Am 27. März war es soweit: Die Gewerkschaften EVG und ver.di streikten am selben Tag. Das Ergebnis: Der Bus- und Bahnverkehr fand bundesweit nicht statt. Lediglich wenige privat betriebene Buslinien fuhren noch. Mit den Streiks in der aktuellen Tarifrunde im öffentlichen Dienst geht es nicht nur um mehr Geld und den erforderlichen Inflationsausgleich. Es geht auch um den Erhalt und die Sicherung attraktiver Arbeitsplätze im öffentlichen Dienst im Wettbewerb mit der Privatwirtschaft.

Im Verkehrsbereich geht es zudem um die Umsetzung der Verkehrswende: Auch dafür ist mehr Geld erforderlich, um den Umstieg vom Pkw-Verkehr auf den ÖPNV zu unterstützen. Schon heute ist die Finanzierung des Nahverkehrs trotz erhöhter Regionalisierungsmittel, die vom Bund an die Länder gezahlt werden, knapp auf Kante genäht.

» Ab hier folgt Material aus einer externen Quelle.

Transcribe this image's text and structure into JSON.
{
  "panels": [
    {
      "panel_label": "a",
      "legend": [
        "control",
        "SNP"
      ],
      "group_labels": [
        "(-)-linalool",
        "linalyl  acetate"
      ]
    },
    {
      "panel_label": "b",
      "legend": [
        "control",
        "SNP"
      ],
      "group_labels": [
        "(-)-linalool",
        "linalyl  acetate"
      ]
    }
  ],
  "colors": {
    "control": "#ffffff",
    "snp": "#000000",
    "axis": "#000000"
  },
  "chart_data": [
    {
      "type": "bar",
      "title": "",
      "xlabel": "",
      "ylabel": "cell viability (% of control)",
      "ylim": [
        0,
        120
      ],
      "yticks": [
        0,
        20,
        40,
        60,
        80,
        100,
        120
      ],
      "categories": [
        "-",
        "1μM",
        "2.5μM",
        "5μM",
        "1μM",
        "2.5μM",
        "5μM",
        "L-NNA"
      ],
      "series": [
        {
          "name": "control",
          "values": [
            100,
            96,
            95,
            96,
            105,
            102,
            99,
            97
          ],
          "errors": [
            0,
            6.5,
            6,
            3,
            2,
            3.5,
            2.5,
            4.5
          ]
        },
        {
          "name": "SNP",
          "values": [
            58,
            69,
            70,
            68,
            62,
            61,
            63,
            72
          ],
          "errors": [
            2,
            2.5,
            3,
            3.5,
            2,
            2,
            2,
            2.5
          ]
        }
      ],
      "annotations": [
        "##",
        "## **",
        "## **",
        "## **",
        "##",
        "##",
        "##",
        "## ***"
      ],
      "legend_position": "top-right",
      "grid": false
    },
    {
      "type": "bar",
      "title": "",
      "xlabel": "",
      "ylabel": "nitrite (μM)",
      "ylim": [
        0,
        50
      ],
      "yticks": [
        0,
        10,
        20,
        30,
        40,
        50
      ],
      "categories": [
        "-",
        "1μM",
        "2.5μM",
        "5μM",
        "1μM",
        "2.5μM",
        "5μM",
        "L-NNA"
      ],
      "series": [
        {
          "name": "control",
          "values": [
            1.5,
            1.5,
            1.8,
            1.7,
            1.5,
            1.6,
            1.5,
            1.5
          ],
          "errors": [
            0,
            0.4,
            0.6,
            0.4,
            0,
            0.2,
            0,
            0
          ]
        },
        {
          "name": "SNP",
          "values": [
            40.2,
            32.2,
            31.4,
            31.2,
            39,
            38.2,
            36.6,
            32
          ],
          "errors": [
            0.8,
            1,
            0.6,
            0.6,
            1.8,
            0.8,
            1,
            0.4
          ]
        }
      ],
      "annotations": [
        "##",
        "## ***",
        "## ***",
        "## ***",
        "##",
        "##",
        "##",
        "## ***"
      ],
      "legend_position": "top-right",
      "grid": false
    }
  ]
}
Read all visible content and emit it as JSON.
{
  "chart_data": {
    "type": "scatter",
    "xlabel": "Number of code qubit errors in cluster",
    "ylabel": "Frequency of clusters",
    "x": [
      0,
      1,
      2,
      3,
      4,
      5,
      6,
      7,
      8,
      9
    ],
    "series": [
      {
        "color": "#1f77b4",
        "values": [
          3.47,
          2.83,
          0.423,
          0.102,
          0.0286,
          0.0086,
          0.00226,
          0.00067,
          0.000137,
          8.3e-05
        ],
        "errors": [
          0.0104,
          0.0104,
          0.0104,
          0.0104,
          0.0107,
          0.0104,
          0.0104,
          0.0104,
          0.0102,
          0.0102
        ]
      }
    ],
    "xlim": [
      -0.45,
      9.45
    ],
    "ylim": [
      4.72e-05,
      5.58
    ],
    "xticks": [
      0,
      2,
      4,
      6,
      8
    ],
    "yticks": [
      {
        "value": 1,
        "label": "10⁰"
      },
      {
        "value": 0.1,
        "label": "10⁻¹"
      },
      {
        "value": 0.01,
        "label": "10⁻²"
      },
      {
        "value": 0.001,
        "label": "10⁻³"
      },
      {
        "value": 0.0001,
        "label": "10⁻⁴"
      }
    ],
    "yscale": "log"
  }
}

In vielen Kommunen fehlt es zudem an Busfahrer*innen, auch bei den Stadtwerken in Münster.

Der Schlichterspruch liegt auf dem Tisch

Das sind die Forderungen in der aktuellen Tarifauseinandersetzung: 10,5 Prozent mehr Lohn und Gehalt, mindestens jedoch 500 Euro mehr. Beteiligt sind für den Bereich des Tarifvertrags öffentlicher Dienst (TVöD) auf Gewerkschaftstsseite verdi, die GEW, die GdP und die IG BAU.
Großer Wert wird dabei auf echte Gehaltssteigerungen bei den Tabellenentgelten gelegt, damit die Gehaltssteigerungen nachhaltig wie rentenwirksam sind und insbesondere den unteren und mittleren Einkommensgruppen zugutekommen. Einmalzahlungen, wie von den Arbeitgebern favorisiert, können dafür keine nachhaltige Wirkung entfalten.
Gegen Redaktionsschluss lag die folgende Schlichtungsempfehlung auf dem Tisch: Prozentuale Steigerungen erst ab 2024 und nicht rückwirkend ab dem 1. Januar 2023, vorwiegend Einmalzahlungen für dieses Jahr. Beschäftigte, die unter den Geltungsbereich des TVöD, TV-V, TV-N (angekoppelte Bundesländer) und TV-Wald- Bund fallen, sollen im Jahr 2023 ein Inflationsausgleichsgeld in Höhe von insgesamt 3000,- Euro erhalten. Die steuer- und abgabenfreie Zahlung soll in mehreren Schritten erfolgen:

• Einmalig 1240,- Euro im Juni 2023

• Ab Juli 2023 bis Februar 2024 eine monatliche Zahlung in Höhe von 220,- Euro

• Auszubildende sollen jeweils die Hälfte davon erhalten.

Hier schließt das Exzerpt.